Noisy Scenario: 03 — Boisterous house parties
Best tackled by launching an offensive. Going on the offensive comes easily in this case because you have a high moral ground. It’s middle of the night, you are trying to sleep and they are robbing you of it. In the civilized behavior stakes, you have already won. Also, I guess, when groggy-eyed and pissed, the only way to get the message across to the auditory predators — who are drowning in their own pool of lethal sound waves — is a primal holler across the hallway, “Guyss!! Can you keep it down, trying to sleep here!”
This in most cases has worked. Except one. It was a beach resort in Kerala. Why were we there? To escape to a quiet place, no? My wife and I are in our cabana next to another cabana meant for maximum 2–3 people, but populated by what seemed like the entire Mohan Bagan football team from Bengal. My first primal holler at 11pm didn’t work. Jolted out of a delirious sleep at 2am, my wife beat me to the 2nd primal holler and all hell broke loose. I am certain there would have been blood in the courtyard but for the security arriving on time to diffuse a truly volatile situation. Did I mention something about football fans?
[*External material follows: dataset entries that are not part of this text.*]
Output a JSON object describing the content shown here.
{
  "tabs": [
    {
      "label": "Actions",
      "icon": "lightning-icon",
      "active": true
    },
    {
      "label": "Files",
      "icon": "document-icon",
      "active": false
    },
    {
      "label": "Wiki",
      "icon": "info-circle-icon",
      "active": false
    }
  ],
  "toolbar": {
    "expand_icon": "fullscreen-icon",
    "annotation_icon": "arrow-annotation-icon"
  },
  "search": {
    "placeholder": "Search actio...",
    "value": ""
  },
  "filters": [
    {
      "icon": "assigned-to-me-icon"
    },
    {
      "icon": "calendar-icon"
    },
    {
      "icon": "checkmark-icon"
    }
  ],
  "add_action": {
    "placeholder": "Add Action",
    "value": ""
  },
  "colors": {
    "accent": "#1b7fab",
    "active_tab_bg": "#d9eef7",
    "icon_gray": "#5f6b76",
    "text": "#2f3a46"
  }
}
Noisy Scenario: 04— weekend contract laborer/distant unknown loudspeaker
Here is where I lay down my weapons. What can you possibly tell a guy who is earning a living the only way he knows? But I tried once. It was the apartment right above us. This was no tile-cutting. This was hard-core-cutting. The said guy was drilling the hell out of a staircase. Knocked on the door. Said guy opens the door with a look that says, noise? what noise?
Look, it’s a contract for a day. He’s got to finish his work in the time stipulated by the Apartment Owners’ Association which incidentally falls around Sunday Siesta time. Sometimes being understanding and accommodating ensures you keep biting yourself in the buttock.
The last one is a mystery. You don’t know the source of the loudspeaker. It blares through the day and night. You only know it’s a cultural event based on the songs being played. As cultural events in India go, no one runs them. They run by themselves. And no one knows where the volume button is located. Less said the better. Just listen.
I realized the above tactical approaches are not quite sustainable. So I strategized. What if I insulate myself from all the external sources of noise? At least at home?
I wasn’t dreaming of the Earth’s Quietest Place, but maybe something out there must come close? So I researched some soundproofing options. DIY including inquiries on Quora about paid soundproofing services that would have cost me one of the larger organs in my body.
And so, my quest for quiet continues. For now, I have settled on something a bit cheaper and disposable — earplugs.